Si la primera impresión fue que las primaveras habían zarandeado la «pax americana de dominio estadounidense sobre la región y se estaba desmoronando», según el diagnóstico de Christopher Phillips, el Estado Islámico modificó los datos esenciales de la guerra civil siria, procuró al yihadismo un empuje desconocido desde la muerte de Osama bin Laden, y sumó adeptos a la máxima de Hasán al Bana, fundador de los Hermanos Musulmanes: «El islam es fe y culto, patria y ciudadanía, religión y Estado, espiritualidad y acción. Libro y espada». A partir de entonces, importó tanto el riesgo de proliferación de estados fallidos –Libia y Yemen ya lo eran; Irak podía serlo a medio plazo– como el desafío yihadista, que abandonó el proyecto de Al Qaeda de una yihad global y abrazó como meta la constitución de un Estado desafiante, con la sharia o ley islámica como fundamento de derecho a imitación de los talibanes y de la república de los ayatolás.

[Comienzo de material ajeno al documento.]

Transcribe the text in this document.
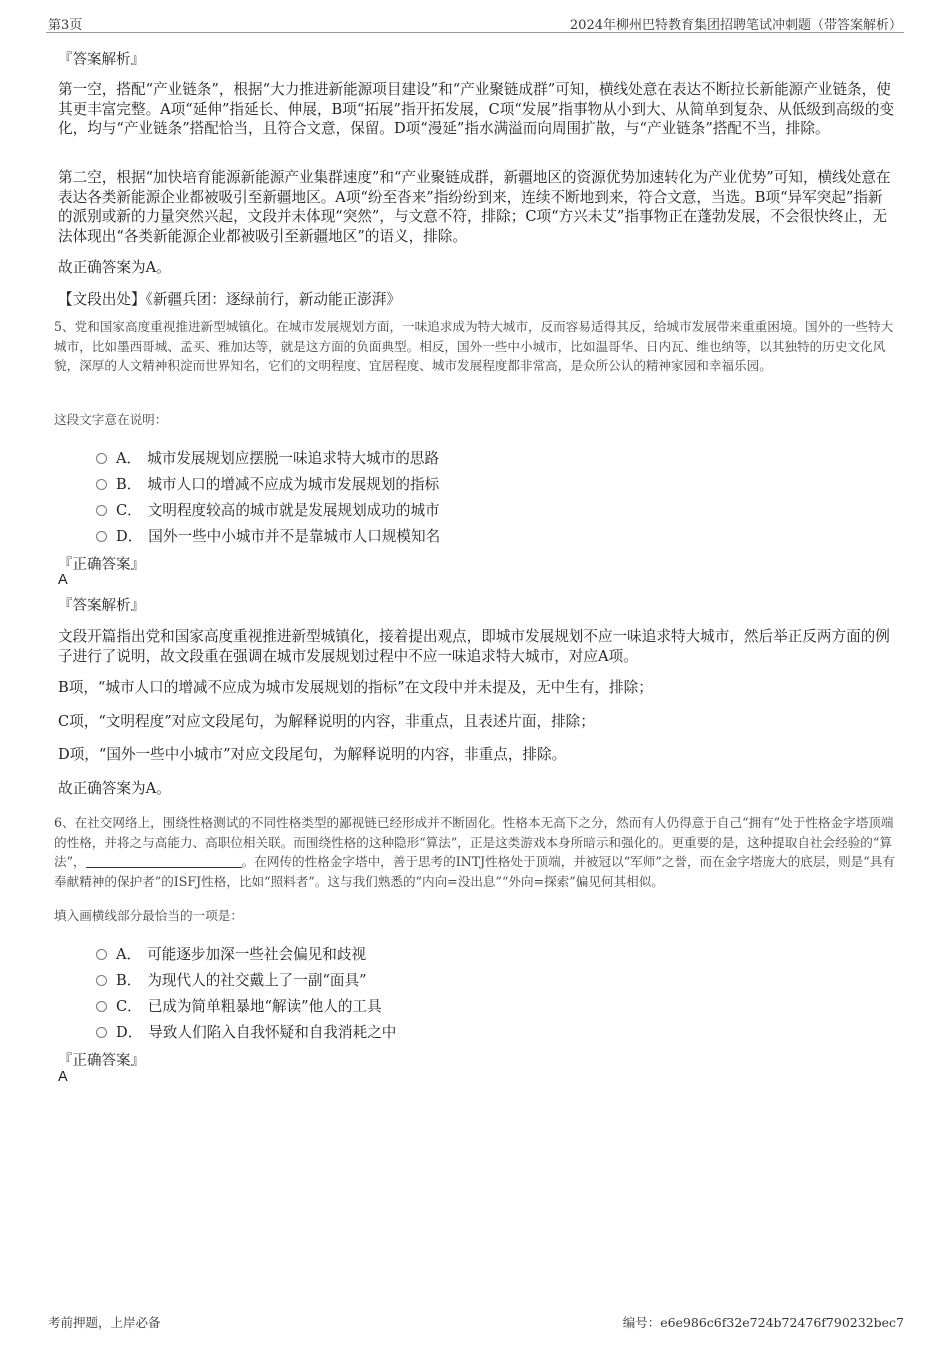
第3页	2024年柳州巴特教育集团招聘笔试冲刺题（带答案解析）
『答案解析』
第一空，搭配“产业链条”，根据“大力推进新能源项目建设”和“产业聚链成群”可知，横线处意在表达不断拉长新能源产业链条，使其更丰富完整。A项“延伸”指延长、伸展，B项“拓展”指开拓发展，C项“发展”指事物从小到大、从简单到复杂、从低级到高级的变化，均与“产业链条”搭配恰当，且符合文意，保留。D项“漫延”指水满溢而向周围扩散，与“产业链条”搭配不当，排除。
第二空，根据“加快培育能源新能源产业集群速度”和“产业聚链成群，新疆地区的资源优势加速转化为产业优势”可知，横线处意在表达各类新能源企业都被吸引至新疆地区。A项“纷至沓来”指纷纷到来，连续不断地到来，符合文意，当选。B项“异军突起”指新的派别或新的力量突然兴起，文段并未体现“突然”，与文意不符，排除；C项“方兴未艾”指事物正在蓬勃发展，不会很快终止，无法体现出“各类新能源企业都被吸引至新疆地区”的语义，排除。
故正确答案为A。
【文段出处】《新疆兵团：逐绿前行，新动能正澎湃》
5、党和国家高度重视推进新型城镇化。在城市发展规划方面，一味追求成为特大城市，反而容易适得其反，给城市发展带来重重困境。国外的一些特大城市，比如墨西哥城、孟买、雅加达等，就是这方面的负面典型。相反，国外一些中小城市，比如温哥华、日内瓦、维也纳等，以其独特的历史文化风貌，深厚的人文精神积淀而世界知名，它们的文明程度、宜居程度、城市发展程度都非常高，是众所公认的精神家园和幸福乐园。
这段文字意在说明：
A． 城市发展规划应摆脱一味追求特大城市的思路
B． 城市人口的增减不应成为城市发展规划的指标
C． 文明程度较高的城市就是发展规划成功的城市
D． 国外一些中小城市并不是靠城市人口规模知名
『正确答案』
A
『答案解析』
文段开篇指出党和国家高度重视推进新型城镇化，接着提出观点，即城市发展规划不应一味追求特大城市，然后举正反两方面的例子进行了说明，故文段重在强调在城市发展规划过程中不应一味追求特大城市，对应A项。
B项，“城市人口的增减不应成为城市发展规划的指标”在文段中并未提及，无中生有，排除；
C项，“文明程度”对应文段尾句，为解释说明的内容，非重点，且表述片面，排除；
D项，“国外一些中小城市”对应文段尾句，为解释说明的内容，非重点，排除。
故正确答案为A。
6、在社交网络上，围绕性格测试的不同性格类型的鄙视链已经形成并不断固化。性格本无高下之分，然而有人仍得意于自己“拥有”处于性格金字塔顶端的性格，并将之与高能力、高职位相关联。而围绕性格的这种隐形“算法”，正是这类游戏本身所暗示和强化的。更重要的是，这种提取自社会经验的“算法”，	。在网传的性格金字塔中，善于思考的INTJ性格处于顶端，并被冠以“军师”之誉，而在金字塔庞大的底层，则是“具有奉献精神的保护者”的ISFJ性格，比如“照料者”。这与我们熟悉的“内向=没出息”“外向=探索”偏见何其相似。
填入画横线部分最恰当的一项是：
A． 可能逐步加深一些社会偏见和歧视
B． 为现代人的社交戴上了一副“面具”
C． 已成为简单粗暴地“解读”他人的工具
D． 导致人们陷入自我怀疑和自我消耗之中
『正确答案』
A
考前押题，上岸必备	编号：e6e986c6f32e724b72476f790232bec7
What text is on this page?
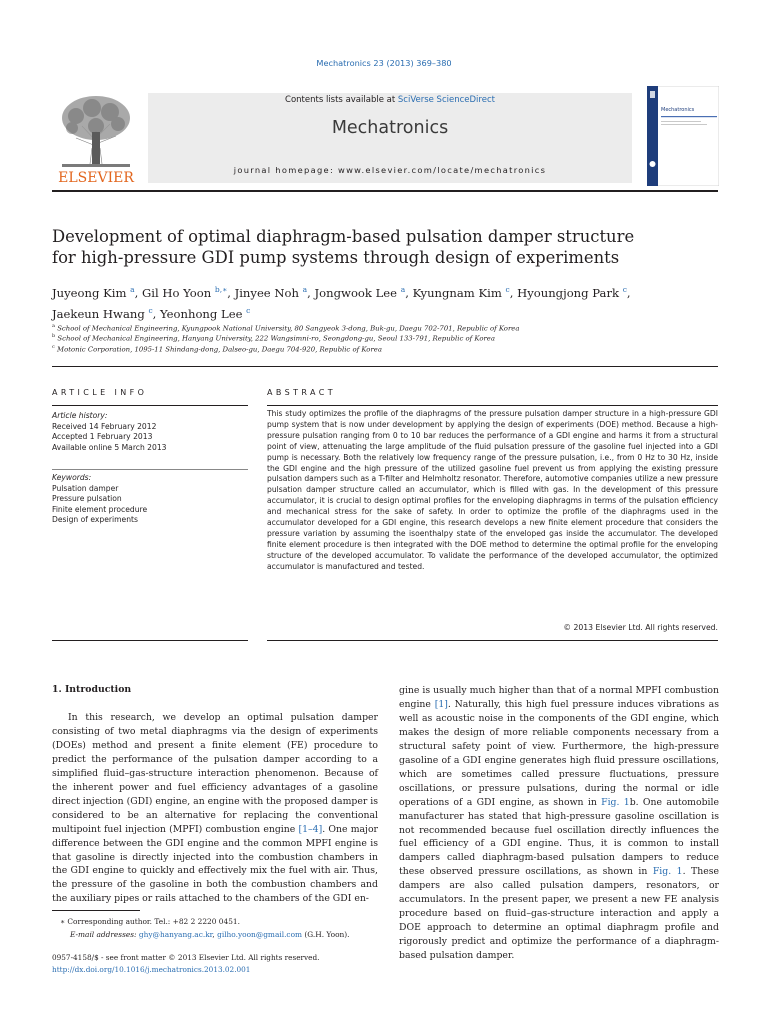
Mechatronics 23 (2013) 369–380
ELSEVIER
Contents lists available at SciVerse ScienceDirect
Mechatronics
journal homepage: www.elsevier.com/locate/mechatronics
Mechatronics
Development of optimal diaphragm-based pulsation damper structure
for high-pressure GDI pump systems through design of experiments
Juyeong Kim $^a$, Gil Ho Yoon $^{b,∗}$, Jinyee Noh $^a$, Jongwook Lee $^a$, Kyungnam Kim $^c$, Hyoungjong Park $^c$,
Jaekeun Hwang $^c$, Yeonhong Lee $^c$
$^a$ School of Mechanical Engineering, Kyungpook National University, 80 Sangyeok 3-dong, Buk-gu, Daegu 702-701, Republic of Korea
$^b$ School of Mechanical Engineering, Hanyang University, 222 Wangsimni-ro, Seongdong-gu, Seoul 133-791, Republic of Korea
$^c$ Motonic Corporation, 1095-11 Shindang-dong, Dalseo-gu, Daegu 704-920, Republic of Korea
ARTICLE INFO	ABSTRACT
Article history:
Received 14 February 2012
Accepted 1 February 2013
Available online 5 March 2013
Keywords:
Pulsation damper
Pressure pulsation
Finite element procedure
Design of experiments
This study optimizes the profile of the diaphragms of the pressure pulsation damper structure in a high-pressure GDI pump system that is now under development by applying the design of experiments (DOE) method. Because a high-pressure pulsation ranging from 0 to 10 bar reduces the performance of a GDI engine and harms it from a structural point of view, attenuating the large amplitude of the fluid pulsation pressure of the gasoline fuel injected into a GDI pump is necessary. Both the relatively low frequency range of the pressure pulsation, i.e., from 0 Hz to 30 Hz, inside the GDI engine and the high pressure of the utilized gasoline fuel prevent us from applying the existing pressure pulsation dampers such as a T-filter and Helmholtz resonator. Therefore, automotive companies utilize a new pressure pulsation damper structure called an accumulator, which is filled with gas. In the development of this pressure accumulator, it is crucial to design optimal profiles for the enveloping diaphragms in terms of the pulsation efficiency and mechanical stress for the sake of safety. In order to optimize the profile of the diaphragms used in the accumulator developed for a GDI engine, this research develops a new finite element procedure that considers the pressure variation by assuming the isoenthalpy state of the enveloped gas inside the accumulator. The developed finite element procedure is then integrated with the DOE method to determine the optimal profile for the enveloping structure of the developed accumulator. To validate the performance of the developed accumulator, the optimized accumulator is manufactured and tested.
© 2013 Elsevier Ltd. All rights reserved.
1. Introduction
In this research, we develop an optimal pulsation damper consisting of two metal diaphragms via the design of experiments (DOEs) method and present a finite element (FE) procedure to predict the performance of the pulsation damper according to a simplified fluid–gas-structure interaction phenomenon. Because of the inherent power and fuel efficiency advantages of a gasoline direct injection (GDI) engine, an engine with the proposed damper is considered to be an alternative for replacing the conventional multipoint fuel injection (MPFI) combustion engine [1–4]. One major difference between the GDI engine and the common MPFI engine is that gasoline is directly injected into the combustion chambers in the GDI engine to quickly and effectively mix the fuel with air. Thus, the pressure of the gasoline in both the combustion chambers and the auxiliary pipes or rails attached to the chambers of the GDI en-
gine is usually much higher than that of a normal MPFI combustion engine [1]. Naturally, this high fuel pressure induces vibrations as well as acoustic noise in the components of the GDI engine, which makes the design of more reliable components necessary from a structural safety point of view. Furthermore, the high-pressure gasoline of a GDI engine generates high fluid pressure oscillations, which are sometimes called pressure fluctuations, pressure oscillations, or pressure pulsations, during the normal or idle operations of a GDI engine, as shown in Fig. 1b. One automobile manufacturer has stated that high-pressure gasoline oscillation is not recommended because fuel oscillation directly influences the fuel efficiency of a GDI engine. Thus, it is common to install dampers called diaphragm-based pulsation dampers to reduce these observed pressure oscillations, as shown in Fig. 1. These dampers are also called pulsation dampers, resonators, or accumulators. In the present paper, we present a new FE analysis procedure based on fluid–gas-structure interaction and apply a DOE approach to determine an optimal diaphragm profile and rigorously predict and optimize the performance of a diaphragm-based pulsation damper.
∗ Corresponding author. Tel.: +82 2 2220 0451.
E-mail addresses: ghy@hanyang.ac.kr, gilho.yoon@gmail.com (G.H. Yoon).
0957-4158/$ - see front matter © 2013 Elsevier Ltd. All rights reserved.
http://dx.doi.org/10.1016/j.mechatronics.2013.02.001
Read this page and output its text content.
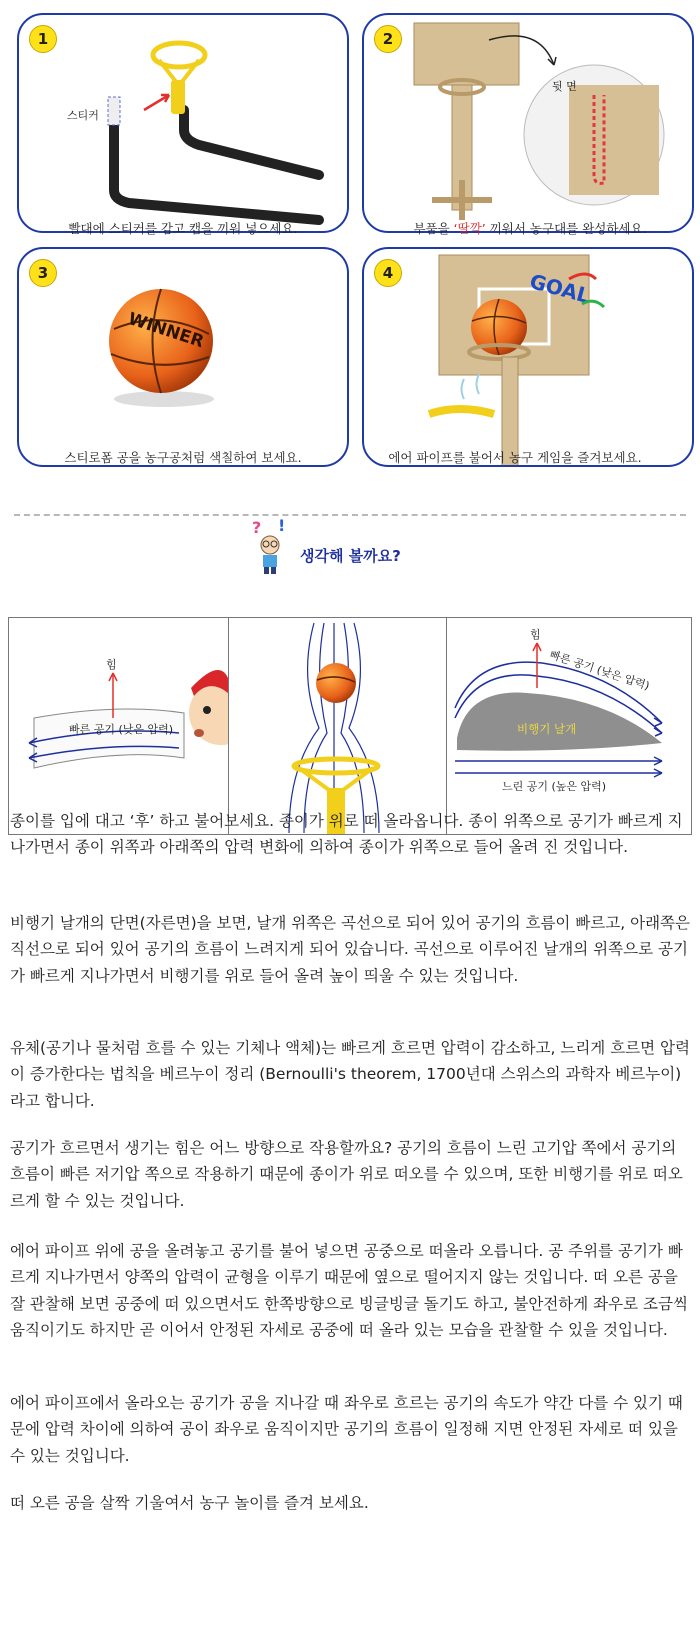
1
스티커
빨대에 스티커를 감고 캡을 끼워 넣으세요.
2
뒷 면
부품을 ‘딸깍’ 끼워서 농구대를 완성하세요.
3
WINNER
스티로폼 공을 농구공처럼 색칠하여 보세요.
4	GOAL
에어 파이프를 불어서 농구 게임을 즐겨보세요.
? !
생각해 볼까요?
힘
빠른 공기 (낮은 압력)
힘
빠른 공기 (낮은 압력)
비행기 날개
느린 공기 (높은 압력)

종이를 입에 대고 ‘후’ 하고 불어보세요. 종이가 위로 떠 올라옵니다. 종이 위쪽으로 공기가 빠르게 지나가면서 종이 위쪽과 아래쪽의 압력 변화에 의하여 종이가 위쪽으로 들어 올려 진 것입니다.

비행기 날개의 단면(자른면)을 보면, 날개 위쪽은 곡선으로 되어 있어 공기의 흐름이 빠르고, 아래쪽은 직선으로 되어 있어 공기의 흐름이 느려지게 되어 있습니다. 곡선으로 이루어진 날개의 위쪽으로 공기가 빠르게 지나가면서 비행기를 위로 들어 올려 높이 띄울 수 있는 것입니다.

유체(공기나 물처럼 흐를 수 있는 기체나 액체)는 빠르게 흐르면 압력이 감소하고, 느리게 흐르면 압력이 증가한다는 법칙을 베르누이 정리 (Bernoulli's theorem, 1700년대 스위스의 과학자 베르누이)라고 합니다.

공기가 흐르면서 생기는 힘은 어느 방향으로 작용할까요? 공기의 흐름이 느린 고기압 쪽에서 공기의 흐름이 빠른 저기압 쪽으로 작용하기 때문에 종이가 위로 떠오를 수 있으며, 또한 비행기를 위로 떠오르게 할 수 있는 것입니다.

에어 파이프 위에 공을 올려놓고 공기를 불어 넣으면 공중으로 떠올라 오릅니다. 공 주위를 공기가 빠르게 지나가면서 양쪽의 압력이 균형을 이루기 때문에 옆으로 떨어지지 않는 것입니다. 떠 오른 공을 잘 관찰해 보면 공중에 떠 있으면서도 한쪽방향으로 빙글빙글 돌기도 하고, 불안전하게 좌우로 조금씩 움직이기도 하지만 곧 이어서 안정된 자세로 공중에 떠 올라 있는 모습을 관찰할 수 있을 것입니다.

에어 파이프에서 올라오는 공기가 공을 지나갈 때 좌우로 흐르는 공기의 속도가 약간 다를 수 있기 때문에 압력 차이에 의하여 공이 좌우로 움직이지만 공기의 흐름이 일정해 지면 안정된 자세로 떠 있을 수 있는 것입니다.

떠 오른 공을 살짝 기울여서 농구 놀이를 즐겨 보세요.
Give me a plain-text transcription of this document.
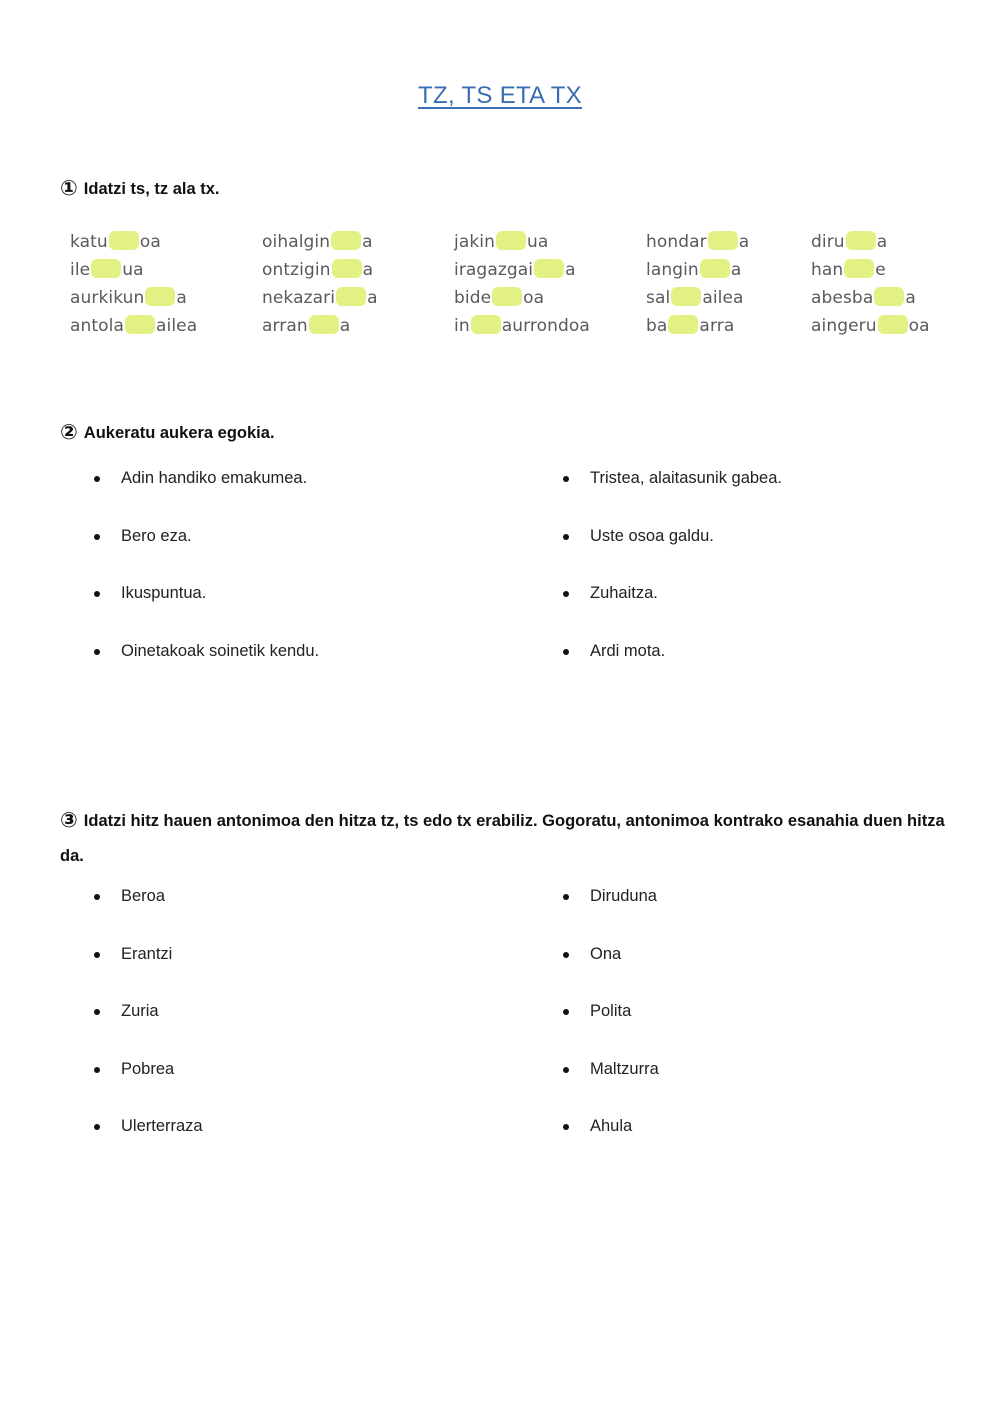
TZ, TS ETA TX
① Idatzi ts, tz ala tx.
katu oa
ile ua
aurkikun a
antola ailea
oihalgin a
ontzigin a
nekazari a
arran a
jakin ua
iragazgai a
bide oa
in aurrondoa
hondar a
langin a
sal ailea
ba arra
diru a
han e
abesba a
aingeru oa
② Aukeratu aukera egokia.
Adin handiko emakumea.
Bero eza.
Ikuspuntua.
Oinetakoak soinetik kendu.
Tristea, alaitasunik gabea.
Uste osoa galdu.
Zuhaitza.
Ardi mota.
③ Idatzi hitz hauen antonimoa den hitza tz, ts edo tx erabiliz. Gogoratu, antonimoa kontrako esanahia duen hitza da.
Beroa
Erantzi
Zuria
Pobrea
Ulerterraza
Diruduna
Ona
Polita
Maltzurra
Ahula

¿Puede el hundimiento del régimen de los Asad ser el punto de partida de un nuevo experimento islamista dentro de los límites de un Estado reconocido por la comunidad internacional? ¿Puede ser el último fracaso de las primaveras árabes o podrá la tutela turca evitar que Siria entre en un proceso de incertidumbre permanente si no es que engrosa la lista de los estados fallidos? El Consejo Nacional Sirio, la organización que agavilla a las diferentes oposiciones que se han unido para derrocar a Bashar el Asad, ha respetado hasta donde ha sido posible la heterogeneidad confesional de la sociedad siria, donde coinciden musulmanes sunís, alauís, drusos, ismailís y cristianos. Pero las Unidades de Protección del Pueblo (YPG), el movimiento de los sirios kurdos, tiene sus propios objetivos políticos y aspira a un Estado de estructura confederal para retener el poder en el tercio noreste de Siria, que controla. Pero Turquía considera a la YPG una entidad terrorista por su vínculo con el Partido de los Trabajadores Kurdos (PKK). Pero el gran resorte de la victoria ha sido el grupo Hayat Tahrir al Sham (HTS), que encabeza Abú Mohamed al Julani, heredero de la prédica de Al Qaeda en Irak –fue lugarteniente de Abú Musab al Zarqaui–, aunque ha moderado su discurso al entrar en Damasco y promover a Mohamed Bashir, un actor secundario del HTS, para el puesto de primero ministro interino.
Complejidad extrema
Ese intricado laberinto es de una complejidad extrema. Ningún otro Estado incurso en las primaveras presenta esa diversidad de tradiciones políticas y culturales. El riesgo obvio es el cuarteamiento del territorio, la competencia por el poder entre proyectos divergentes, la confrontación sectaria y la islamización a marchas forzadas, vigente en toda su extensión el aserto de la catedrática Luz Gómez: «Surgido durante el colonialismo, el islamismo empieza y acaba con la sharia».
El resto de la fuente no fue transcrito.